MILAN, Italy, FEB. 28, 2003 (ZENIT.org–Avvenire).- Cardinal Dionigi Tettamanzi warned about the risk of living faith in a purely subjective dimension, which might sever it from the Gospel.
The archbishop of Milan expressed this conviction at a congress on «Postmodern Religion» organized by the School of Theology of Northern Italy.
The congress Tuesday focused on the psychological, cultural and religious aspects of religion and New Age from a Christian perspective.
«It seemed opportune to us to propose a meeting, specifically in this city, which would question consciences, the sense of the sacred and of religion, and how it is perceived by an individualist mentality,» explained Monsignor Giuseppe Angelini, president of the school.

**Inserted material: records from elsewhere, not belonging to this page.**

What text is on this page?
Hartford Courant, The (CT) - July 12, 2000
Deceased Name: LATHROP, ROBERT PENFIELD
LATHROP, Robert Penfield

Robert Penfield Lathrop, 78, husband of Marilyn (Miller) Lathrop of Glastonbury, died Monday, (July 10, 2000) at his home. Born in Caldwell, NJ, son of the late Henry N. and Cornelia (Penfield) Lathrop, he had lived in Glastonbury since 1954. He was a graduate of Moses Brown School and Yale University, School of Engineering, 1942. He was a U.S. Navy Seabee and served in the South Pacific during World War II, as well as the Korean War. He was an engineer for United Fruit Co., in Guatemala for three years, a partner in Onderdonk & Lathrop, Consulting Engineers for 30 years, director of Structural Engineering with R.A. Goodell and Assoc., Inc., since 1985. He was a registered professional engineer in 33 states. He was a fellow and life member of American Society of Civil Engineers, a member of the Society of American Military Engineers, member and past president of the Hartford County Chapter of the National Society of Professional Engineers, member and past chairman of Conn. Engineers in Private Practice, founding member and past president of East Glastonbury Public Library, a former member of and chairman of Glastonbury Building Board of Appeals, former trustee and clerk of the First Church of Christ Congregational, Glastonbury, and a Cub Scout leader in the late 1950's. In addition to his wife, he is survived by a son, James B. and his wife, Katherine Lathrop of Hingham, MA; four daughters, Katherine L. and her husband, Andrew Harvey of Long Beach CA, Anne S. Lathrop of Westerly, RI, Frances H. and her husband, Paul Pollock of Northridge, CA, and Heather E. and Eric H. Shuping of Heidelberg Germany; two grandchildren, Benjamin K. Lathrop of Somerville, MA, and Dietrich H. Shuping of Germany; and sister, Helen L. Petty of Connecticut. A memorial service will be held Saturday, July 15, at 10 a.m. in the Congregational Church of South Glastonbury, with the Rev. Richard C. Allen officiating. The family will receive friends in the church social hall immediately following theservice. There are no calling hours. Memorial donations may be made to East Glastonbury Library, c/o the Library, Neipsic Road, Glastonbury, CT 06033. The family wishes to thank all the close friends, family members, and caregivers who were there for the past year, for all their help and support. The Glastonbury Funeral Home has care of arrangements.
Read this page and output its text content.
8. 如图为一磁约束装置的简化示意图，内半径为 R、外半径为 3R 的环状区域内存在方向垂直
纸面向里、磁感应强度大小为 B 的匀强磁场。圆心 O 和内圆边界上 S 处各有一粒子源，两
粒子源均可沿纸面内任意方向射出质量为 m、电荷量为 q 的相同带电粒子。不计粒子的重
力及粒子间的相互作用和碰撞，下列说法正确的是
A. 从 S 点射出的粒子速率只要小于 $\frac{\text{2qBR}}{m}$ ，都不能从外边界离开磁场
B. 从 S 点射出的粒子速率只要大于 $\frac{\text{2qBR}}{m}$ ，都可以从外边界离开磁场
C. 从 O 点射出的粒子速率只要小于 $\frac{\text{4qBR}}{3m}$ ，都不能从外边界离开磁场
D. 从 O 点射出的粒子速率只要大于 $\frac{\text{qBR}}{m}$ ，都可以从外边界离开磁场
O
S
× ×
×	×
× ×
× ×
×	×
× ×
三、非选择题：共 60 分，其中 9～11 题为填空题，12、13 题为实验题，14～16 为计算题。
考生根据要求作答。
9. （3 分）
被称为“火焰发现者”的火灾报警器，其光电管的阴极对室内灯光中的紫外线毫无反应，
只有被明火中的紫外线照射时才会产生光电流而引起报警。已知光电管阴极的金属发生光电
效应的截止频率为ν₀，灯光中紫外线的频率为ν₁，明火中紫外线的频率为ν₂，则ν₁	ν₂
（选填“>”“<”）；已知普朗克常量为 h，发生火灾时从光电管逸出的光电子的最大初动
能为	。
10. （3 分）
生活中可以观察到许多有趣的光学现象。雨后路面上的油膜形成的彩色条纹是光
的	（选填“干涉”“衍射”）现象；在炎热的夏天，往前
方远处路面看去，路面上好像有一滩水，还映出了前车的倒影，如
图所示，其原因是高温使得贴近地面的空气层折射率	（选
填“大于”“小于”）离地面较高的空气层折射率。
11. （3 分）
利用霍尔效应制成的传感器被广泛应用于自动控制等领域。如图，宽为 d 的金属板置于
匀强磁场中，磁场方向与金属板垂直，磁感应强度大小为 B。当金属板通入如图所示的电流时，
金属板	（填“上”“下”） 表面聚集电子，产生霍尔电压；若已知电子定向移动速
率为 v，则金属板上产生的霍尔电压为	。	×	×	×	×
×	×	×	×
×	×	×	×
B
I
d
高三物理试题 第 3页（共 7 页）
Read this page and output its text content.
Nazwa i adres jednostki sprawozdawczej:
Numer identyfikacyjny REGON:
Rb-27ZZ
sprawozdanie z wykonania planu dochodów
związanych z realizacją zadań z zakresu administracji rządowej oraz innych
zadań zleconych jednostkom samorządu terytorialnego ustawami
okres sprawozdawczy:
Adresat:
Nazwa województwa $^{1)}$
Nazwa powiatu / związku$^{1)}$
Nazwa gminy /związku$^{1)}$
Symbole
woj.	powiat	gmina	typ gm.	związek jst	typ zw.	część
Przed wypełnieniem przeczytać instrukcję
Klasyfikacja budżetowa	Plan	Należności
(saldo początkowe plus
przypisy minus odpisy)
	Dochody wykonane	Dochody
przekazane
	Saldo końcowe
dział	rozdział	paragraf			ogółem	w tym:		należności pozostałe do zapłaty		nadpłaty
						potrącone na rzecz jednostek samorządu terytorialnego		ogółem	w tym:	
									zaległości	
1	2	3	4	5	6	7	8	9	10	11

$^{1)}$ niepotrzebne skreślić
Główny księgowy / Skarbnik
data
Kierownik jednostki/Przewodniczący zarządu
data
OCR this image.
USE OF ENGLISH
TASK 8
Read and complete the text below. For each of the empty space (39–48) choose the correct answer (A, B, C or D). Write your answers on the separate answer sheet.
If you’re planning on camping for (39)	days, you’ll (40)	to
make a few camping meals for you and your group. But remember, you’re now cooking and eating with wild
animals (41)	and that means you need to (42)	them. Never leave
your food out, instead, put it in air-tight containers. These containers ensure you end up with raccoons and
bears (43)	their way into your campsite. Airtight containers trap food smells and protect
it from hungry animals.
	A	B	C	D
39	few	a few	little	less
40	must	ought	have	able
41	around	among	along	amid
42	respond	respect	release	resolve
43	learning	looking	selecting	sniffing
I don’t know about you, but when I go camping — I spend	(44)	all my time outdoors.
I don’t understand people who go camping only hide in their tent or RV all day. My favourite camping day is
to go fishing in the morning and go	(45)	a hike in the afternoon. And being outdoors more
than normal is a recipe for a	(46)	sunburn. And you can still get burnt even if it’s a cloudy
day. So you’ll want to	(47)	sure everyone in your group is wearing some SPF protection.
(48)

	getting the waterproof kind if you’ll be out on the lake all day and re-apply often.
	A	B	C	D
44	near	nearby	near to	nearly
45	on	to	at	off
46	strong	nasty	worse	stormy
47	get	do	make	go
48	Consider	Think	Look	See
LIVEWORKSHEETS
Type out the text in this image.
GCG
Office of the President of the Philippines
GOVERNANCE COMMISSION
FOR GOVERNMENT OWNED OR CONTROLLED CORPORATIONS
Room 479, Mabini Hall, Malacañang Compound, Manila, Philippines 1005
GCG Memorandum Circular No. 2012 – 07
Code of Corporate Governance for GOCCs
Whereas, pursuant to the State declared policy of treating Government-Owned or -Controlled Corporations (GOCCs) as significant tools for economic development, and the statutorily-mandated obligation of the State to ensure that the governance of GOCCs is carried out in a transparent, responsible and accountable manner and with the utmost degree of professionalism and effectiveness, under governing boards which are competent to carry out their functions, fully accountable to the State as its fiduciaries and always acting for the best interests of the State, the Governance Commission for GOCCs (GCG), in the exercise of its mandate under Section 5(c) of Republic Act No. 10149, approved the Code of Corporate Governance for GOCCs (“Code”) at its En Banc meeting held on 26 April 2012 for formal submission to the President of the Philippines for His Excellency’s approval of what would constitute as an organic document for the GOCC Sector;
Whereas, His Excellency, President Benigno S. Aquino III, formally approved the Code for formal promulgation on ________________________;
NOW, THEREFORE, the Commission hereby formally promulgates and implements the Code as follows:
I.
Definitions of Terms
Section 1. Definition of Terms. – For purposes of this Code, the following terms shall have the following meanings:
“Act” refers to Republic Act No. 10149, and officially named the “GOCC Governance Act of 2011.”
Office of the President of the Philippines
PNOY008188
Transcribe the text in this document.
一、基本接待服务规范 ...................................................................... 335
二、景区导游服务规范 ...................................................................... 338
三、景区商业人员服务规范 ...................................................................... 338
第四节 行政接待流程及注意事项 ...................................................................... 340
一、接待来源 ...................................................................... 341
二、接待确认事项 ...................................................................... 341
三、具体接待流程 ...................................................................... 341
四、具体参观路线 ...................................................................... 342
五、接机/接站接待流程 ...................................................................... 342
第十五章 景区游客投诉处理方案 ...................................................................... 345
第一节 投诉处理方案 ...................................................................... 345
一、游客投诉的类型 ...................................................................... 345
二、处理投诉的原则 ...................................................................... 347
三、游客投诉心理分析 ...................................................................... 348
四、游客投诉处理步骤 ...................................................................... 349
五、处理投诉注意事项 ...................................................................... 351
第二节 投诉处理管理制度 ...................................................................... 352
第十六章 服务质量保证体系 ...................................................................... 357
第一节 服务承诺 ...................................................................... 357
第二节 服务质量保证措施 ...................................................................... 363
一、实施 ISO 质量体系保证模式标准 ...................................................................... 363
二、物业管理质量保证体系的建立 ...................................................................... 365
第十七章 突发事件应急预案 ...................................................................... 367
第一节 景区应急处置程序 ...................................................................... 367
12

The meeting highlighted what «religion a la carte» means: a postmodern form of faith, composed by individuals, completely subjective and far from Christian teaching.
Cardinal Tettamanzi said such a faith affects the sense of the sacred and of faith, oriented, as it is, strictly to the subjective dimension and completely detached from the Gospel.
Moreover, he emphasized the value and essential character of a religiosity that speaks to man and his conscience, and not to a «worship of self,» so typical today.
«One can fall into the risk of proposing a model of religion and a practice of faith of a strictly expressive nature, which consists in expressing what each one feels in his interior,» the archbishop added.
The cardinal warned that the dangers lie in the «subjectivist deviation of the new religious conscience.»
Monsignor Angelini said he hoped that the congress would help bring «theology out of the marginalization in which the prevailing culture wishes to place this discipline.»